Second single ”Pay No Mind” is groovy, kicking and edgy with crispy guitars that’s tuned down, heavy and raw. For good measure, there are some experimental electronic synth loops showing up without changing the song structure but it brings on a slightly different dynamic – and it’s not hurting the song at all. With one of the album’s most juicy, spot-on and catchy choruses, I smell a hit. One of my favorite songs off the album. ”Forever Falling” kicks off with some edgy and chugging metal-riffing – robust and heavy. The verses goes off fast and hard-hitting with a thrash-metal attitude but also quite atmospheric due to the menacing backing keyboards that creates an unexpected dynamic. Sung by Tremonti – the guy really is an underrated singer – Kennedy takes the mike back for the chorus, a chorus that slows things down a bit and gets to the nitty-gritty with a strong and memorable melody and hooks enough to sell. Great stuff.

The upbeat and tough ”Clear Horizon” is – even though it’s memorable enough – not as strong as the previous tracks. With rowdy guitars and a rhythmic beat that grooves, the tune comes along ballsy and fat. Also, Kennedy sings it a bit differently – the first verses are almost a whisper. It’s definitely not bad but not with the almost unbelievable strength of the other songs, it falls a bit flat. ”Walking On The Sky”, the album’s kind-of title-track takes the AB-dudes back on track, quality-wise. Hard and heavy, the tune goes straight for the throat with a big, punchy rhythm section and ripping guitars and on top lies a whole bunch of hook-laden melodies that mixes heaviness with a more slick vocal-arrangement, something that works like a charm. To break things off, a slick and plain melodic passage is added to give the tune room to breathe before it takes off once more. Damn good.
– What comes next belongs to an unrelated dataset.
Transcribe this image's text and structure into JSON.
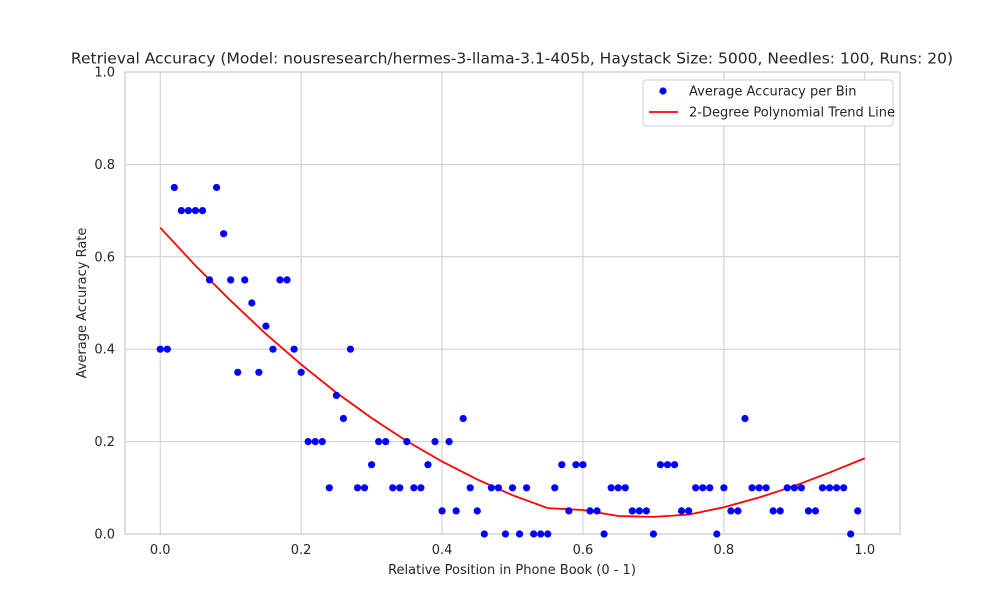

We’re getting close to the end of the album now but it has stood clear for a while now that the album wouldn’t disappoint. The pop-oriented and hit-friendly ”Tear Us Apart” doesn’t change any of that. The pop-vibes aside, this is still a quite rowdy and crungy tune that stands on a steady ground. It might just be slightly Creed-ish but not enough to annoy and the addictively catchy and smooth refrain is absolutely superb. I hear another single here. They bid their farewell for this time with the phenomenal ”Dying Light”. It starts out acoustically with only a picking guitar and a smooth vocal-melody and it comes across as almost folky. It gets a bit rougher and busy when the chorus comes in and brings along a brilliant melody with lots of hooks and a contagious melody. The folky twist continues in the verses albeit with a full band, still on the more laid-back side. The solo section is both atmospheric and heavy and brings on a different dynamic which works like a charm. It’s a melancholic yet uplifting track, the closest to a ballad on the album. A perfect closing anthem.

Alter Bridge has with Walk The Sky released their fourth killer in a row and it sure seems that this band just can’t do no wrong. Ok, so this one isn’t as direct and love-at-first-listen as The Last Hero was – it took a few spins to realize its full potential but when it stuck, it sure damn stuck. This album brings on a darker mood, even gloomy at times and the sound-scape is grittier, rawer and tougher but once the melodies has grown in, it stands clear that the record is also quite pop-laden, melody and hook-wise. I still hold The Last Hero as my all-time favorite Alter Bridge record, but this one is breathing down its neck – just like AB III and Fortress are. This might not be the album of the year but it’ll make the top 10 list without the slightest doubt.